3) Backward classes and minorities: The people of backward classes are the ones who are socially and economically disadvantaged.

4) Women and children: Due to the mindset of the society, many women are discriminated against. They are denied their basic rights of life and livelihood. Children born in the economically weaker sections of the society are also exploited in the form of child labour ,which in turn, hampers their overall growth. For this, the government has stipulated required laws.

5) Physically challenged people: People with disabilities are treated differently than other people. They are often harassed, taken advantage off or are not given their due rights.

Due to the prevalent discrimination against the above mentioned groups, the constitution has laid down a set of guidelines for their protection.

Page No 18:

Question D.5:

Why do you think that caste rules are rigid?

Answer:


The caste system is prevalent in India from the vedic times. Caste system was developed to divide work between different groups of people so that social harmony could be maintained. The castes turned into rigid barriers with the passage of time. 

The caste rules are rigid because of the following reasons:

1) Concentration of power: The caste system was divided into different groups. At the top were the Brahmins followed by the Kshatriyas then the Vaishyas and finally, the Shudras. To maintain their power over the society, the Brahmins devised a set of rules that were to be followed. These rules were orthodox in nature, which created a division between the existing social groups.

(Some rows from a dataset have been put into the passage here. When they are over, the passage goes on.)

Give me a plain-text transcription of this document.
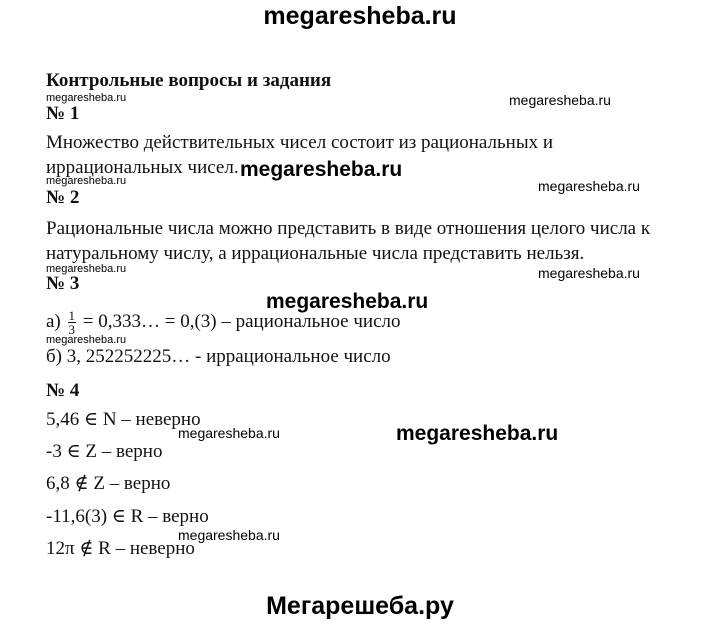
megaresheba.ru
Контрольные вопросы и задания
megaresheba.ru	megaresheba.ru
№ 1
Множество действительных чисел состоит из рациональных и
иррациональных чисел. megaresheba.ru
megaresheba.ru	megaresheba.ru
№ 2
Рациональные числа можно представить в виде отношения целого числа к
натуральному числу, а иррациональные числа представить нельзя.
megaresheba.ru	megaresheba.ru
№ 3
megaresheba.ru
$а) \frac{1}{3}$ = 0,333… = 0,(3) – рациональное число
megaresheba.ru
б) 3, 252252225… - иррациональное число
№ 4
5,46 ∈ N – неверно
megaresheba.ru	megaresheba.ru
-3 ∈ Z – верно
6,8 ∉ Z – верно
-11,6(3) ∈ R – верно
megaresheba.ru
12π ∉ R – неверно
Мегарешеба.ру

2) Stereotypes and prejudice: The belief that was created by the Brahmins about the segregation between people still remains deeply entrenched in peoples' minds. People do not want to break free of this outlook and want to stick with the old thoughts. Also, since some people are still not challenging this belief, the caste rules still exist.

3) Source of identity: The segregation of the society into different castes and rules led people to create an association with a particular group. People, specially those belonging to the higher strata are happy staying in the confines of their groups and unwilling to break out of it.